Won’t their ‘grounding’ block them from the Earth’s magnetic field? Not to mention the effects of being bathed in EM rays while walking outside on the grass. Oh, wait…

And then there’s the spam ads about 55-year-old women looking 27 by using a couple of simple tricks & leaving ‘botox doctors furious’ (oh really?). And ads about green coffee bean extract being the latest weight-loss trick (something that Orac has addressed here, noting, for example, that the ‘evidence’ in support comes from a trial – funded by a company that makes & markets the extract – with just 16 participants & poor statistical treatment of its results).

But the one that spurred me to begin writing this post was an image posted by a FB friend of mine: one which purports to be of a 12-week-old human foetus. (I would have liked to make a comment to the contrary on the page where my friend found it, but couldn’t.

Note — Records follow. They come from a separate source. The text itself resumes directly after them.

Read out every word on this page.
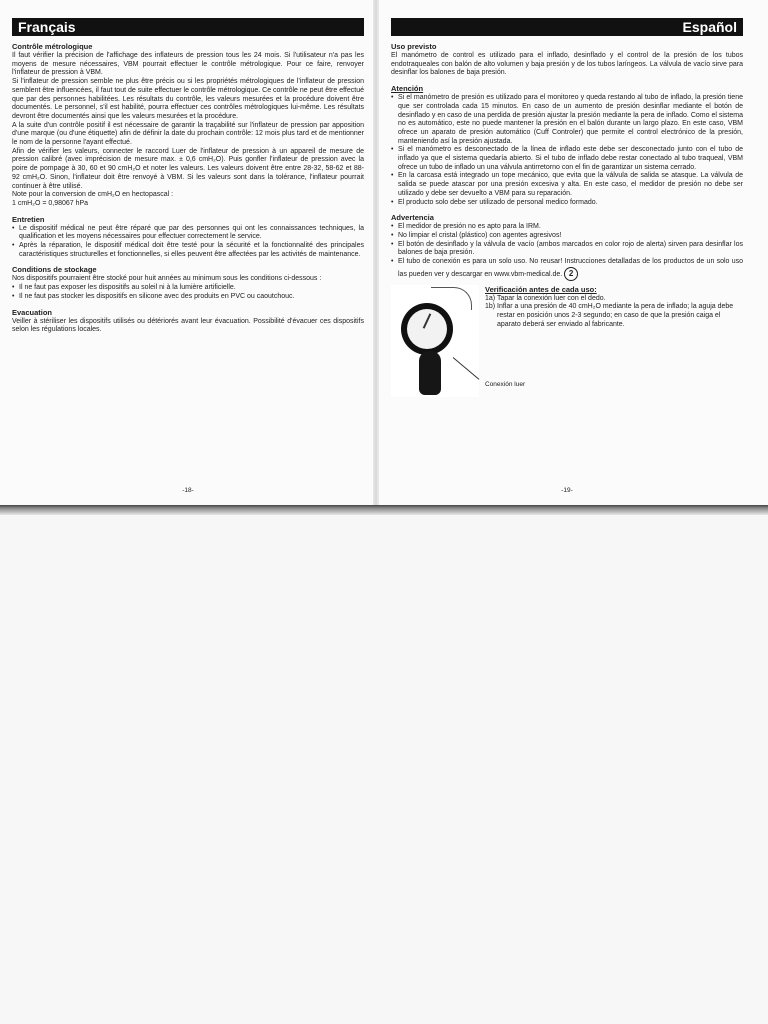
Français
Contrôle métrologique

Il faut vérifier la précision de l'affichage des inflateurs de pression tous les 24 mois. Si l'utilisateur n'a pas les moyens de mesure nécessaires, VBM pourrait effectuer le contrôle métrologique. Pour ce faire, renvoyer l'inflateur de pression à VBM.

Si l'inflateur de pression semble ne plus être précis ou si les propriétés métrologiques de l'inflateur de pression semblent être influencées, il faut tout de suite effectuer le contrôle métrologique. Ce contrôle ne peut être effectué que par des personnes habilitées. Les résultats du contrôle, les valeurs mesurées et la procédure doivent être documentés. Le personnel, s'il est habilité, pourra effectuer ces contrôles métrologiques lui-même. Les résultats devront être documentés ainsi que les valeurs mesurées et la procédure.

A la suite d'un contrôle positif il est nécessaire de garantir la traçabilité sur l'inflateur de pression par apposition d'une marque (ou d'une étiquette) afin de définir la date du prochain contrôle: 12 mois plus tard et de mentionner le nom de la personne l'ayant effectué.

Afin de vérifier les valeurs, connecter le raccord Luer de l'inflateur de pression à un appareil de mesure de pression calibré (avec imprécision de mesure max. ± 0,6 cmH₂O). Puis gonfler l'inflateur de pression avec la poire de pompage à 30, 60 et 90 cmH₂O et noter les valeurs. Les valeurs doivent être entre 28-32, 58-62 et 88-92 cmH₂O. Sinon, l'inflateur doit être renvoyé à VBM. Si les valeurs sont dans la tolérance, l'inflateur pourrait continuer à être utilisé.

Note pour la conversion de cmH₂O en hectopascal :

1 cmH₂O = 0,98067 hPa

Entretien
• Le dispositif médical ne peut être réparé que par des personnes qui ont les connaissances techniques, la qualification et les moyens nécessaires pour effectuer correctement le service.
• Après la réparation, le dispositif médical doit être testé pour la sécurité et la fonctionnalité des principales caractéristiques structurelles et fonctionnelles, si elles peuvent être affectées par les activités de maintenance.
Conditions de stockage

Nos dispositifs pourraient être stocké pour huit années au minimum sous les conditions ci-dessous :

• Il ne faut pas exposer les dispositifs au soleil ni à la lumière artificielle.
• Il ne faut pas stocker les dispositifs en silicone avec des produits en PVC ou caoutchouc.
Evacuation

Veiller à stériliser les dispositifs utilisés ou détériorés avant leur évacuation. Possibilité d'évacuer ces dispositifs selon les régulations locales.

-18-
Español
Uso previsto

El manómetro de control es utilizado para el inflado, desinflado y el control de la presión de los tubos endotraqueales con balón de alto volumen y baja presión y de los tubos laríngeos. La válvula de vacío sirve para desinflar los balones de baja presión.

Atención
• Si el manómetro de presión es utilizado para el monitoreo y queda restando al tubo de inflado, la presión tiene que ser controlada cada 15 minutos. En caso de un aumento de presión desinflar mediante el botón de desinflado y en caso de una perdida de presión ajustar la presión mediante la pera de inflado. Como el sistema no es automático, este no puede mantener la presión en el balón durante un largo plazo. En este caso, VBM ofrece un aparato de presión automático (Cuff Controler) que permite el control electrónico de la presión, manteniendo así la presión ajustada.
• Si el manómetro es desconectado de la línea de inflado este debe ser desconectado junto con el tubo de inflado ya que el sistema quedaría abierto. Si el tubo de inflado debe restar conectado al tubo traqueal, VBM ofrece un tubo de inflado un una válvula antirretorno con el fin de garantizar un sistema cerrado.
• En la carcasa está integrado un tope mecánico, que evita que la válvula de salida se atasque. La válvula de salida se puede atascar por una presión excesiva y alta. En este caso, el medidor de presión no debe ser utilizado y debe ser devuelto a VBM para su reparación.
• El producto solo debe ser utilizado de personal medico formado.
Advertencia
• El medidor de presión no es apto para la IRM.
• No limpiar el cristal (plástico) con agentes agresivos!
• El botón de desinflado y la válvula de vacío (ambos marcados en color rojo de alerta) sirven para desinflar los balones de baja presión.
• El tubo de conexión es para un solo uso. No reusar! Instrucciones detalladas de los productos de un solo uso las pueden ver y descargar en www.vbm-medical.de. 2
Conexión luer
Verificación antes de cada uso:
1a) Tapar la conexión luer con el dedo.
1b) Inflar a una presión de 40 cmH₂O mediante la pera de inflado; la aguja debe restar en posición unos 2-3 segundo; en caso de que la presión caiga el aparato deberá ser enviado al fabricante.
-19-
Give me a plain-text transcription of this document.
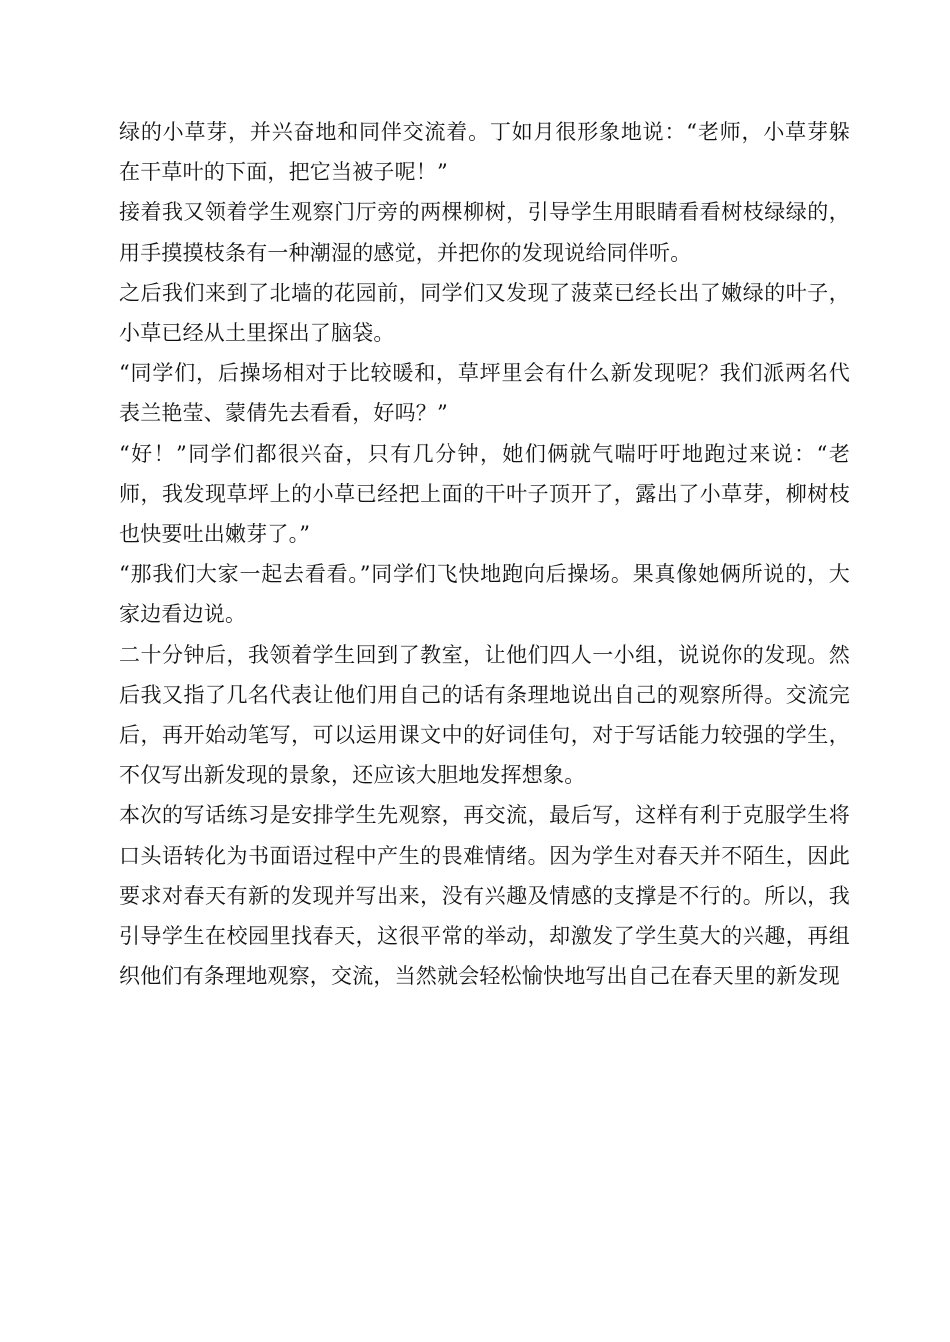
绿的小草芽，并兴奋地和同伴交流着。丁如月很形象地说：“老师，小草芽躲在干草叶的下面，把它当被子呢！”

接着我又领着学生观察门厅旁的两棵柳树，引导学生用眼睛看看树枝绿绿的，用手摸摸枝条有一种潮湿的感觉，并把你的发现说给同伴听。

之后我们来到了北墙的花园前，同学们又发现了菠菜已经长出了嫩绿的叶子，小草已经从土里探出了脑袋。

“同学们，后操场相对于比较暖和，草坪里会有什么新发现呢？我们派两名代表兰艳莹、蒙倩先去看看，好吗？”

“好！”同学们都很兴奋，只有几分钟，她们俩就气喘吁吁地跑过来说：“老师，我发现草坪上的小草已经把上面的干叶子顶开了，露出了小草芽，柳树枝也快要吐出嫩芽了。”

“那我们大家一起去看看。”同学们飞快地跑向后操场。果真像她俩所说的，大家边看边说。

二十分钟后，我领着学生回到了教室，让他们四人一小组，说说你的发现。然后我又指了几名代表让他们用自己的话有条理地说出自己的观察所得。交流完后，再开始动笔写，可以运用课文中的好词佳句，对于写话能力较强的学生，不仅写出新发现的景象，还应该大胆地发挥想象。

本次的写话练习是安排学生先观察，再交流，最后写，这样有利于克服学生将口头语转化为书面语过程中产生的畏难情绪。因为学生对春天并不陌生，因此要求对春天有新的发现并写出来，没有兴趣及情感的支撑是不行的。所以，我引导学生在校园里找春天，这很平常的举动，却激发了学生莫大的兴趣，再组织他们有条理地观察，交流，当然就会轻松愉快地写出自己在春天里的新发现
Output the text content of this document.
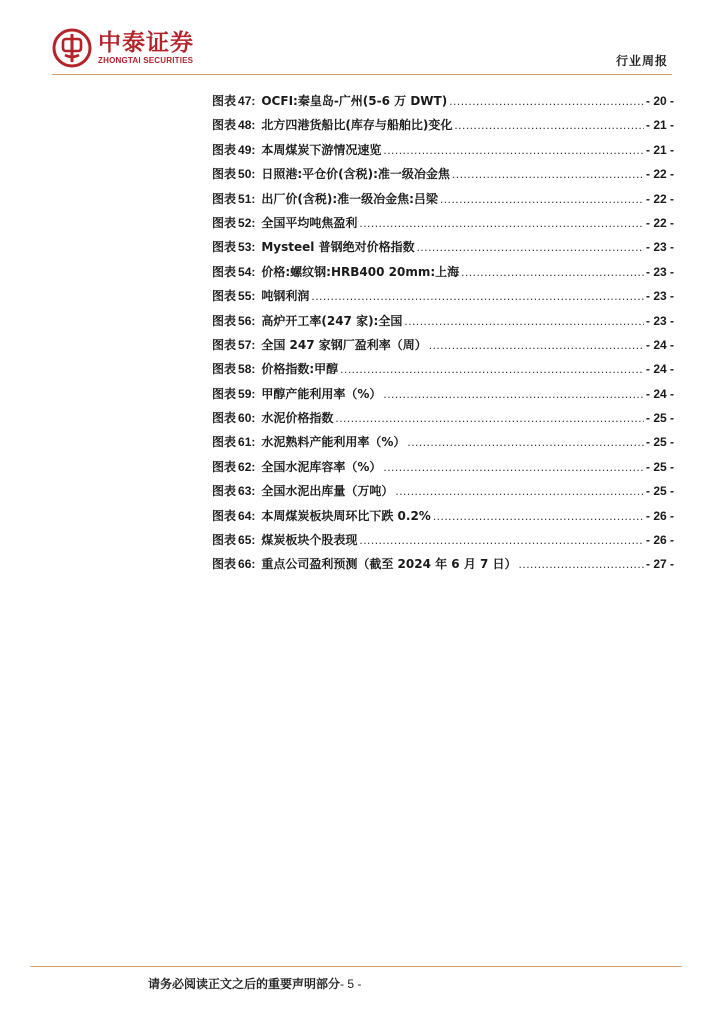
中泰证券
ZHONGTAI SECURITIES	行业周报
图表 47: OCFI:秦皇岛-广州(5-6 万 DWT) .....	- 20 -
图表 48: 北方四港货船比(库存与船舶比)变化 .....	- 21 -
图表 49: 本周煤炭下游情况速览 .....	- 21 -
图表 50: 日照港:平仓价(含税):准一级冶金焦 .....	- 22 -
图表 51: 出厂价(含税):准一级冶金焦:吕梁 .....	- 22 -
图表 52: 全国平均吨焦盈利 .....	- 22 -
图表 53: Mysteel 普钢绝对价格指数 .....	- 23 -
图表 54: 价格:螺纹钢:HRB400 20mm:上海 .....	- 23 -
图表 55: 吨钢利润 .....	- 23 -
图表 56: 高炉开工率(247 家):全国 .....	- 23 -
图表 57: 全国 247 家钢厂盈利率（周） .....	- 24 -
图表 58: 价格指数:甲醇 .....	- 24 -
图表 59: 甲醇产能利用率（%） .....	- 24 -
图表 60: 水泥价格指数 .....	- 25 -
图表 61: 水泥熟料产能利用率（%） .....	- 25 -
图表 62: 全国水泥库容率（%） .....	- 25 -
图表 63: 全国水泥出库量（万吨） .....	- 25 -
图表 64: 本周煤炭板块周环比下跌 0.2% .....	- 26 -
图表 65: 煤炭板块个股表现 .....	- 26 -
图表 66: 重点公司盈利预测（截至 2024 年 6 月 7 日） .....	- 27 -
请务必阅读正文之后的重要声明部分- 5 -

Funny how some sites block comments.) I suspect I will shortly be ‘unfriended’, for I added a comment (which was later deleted) to my friend’s post to the effect that the picture was definitely not of a 12-week-old foetus. A foetus of that age is about 30mm long (head-to-rump length) & looks like this.

No surprises that the original image is being circulated by groups opposed to abortion, with a caption that begins

This is what we all looked like at 12 weeks in the womb. 

Not sure how telling falsehoods helps strengthen one’s argument.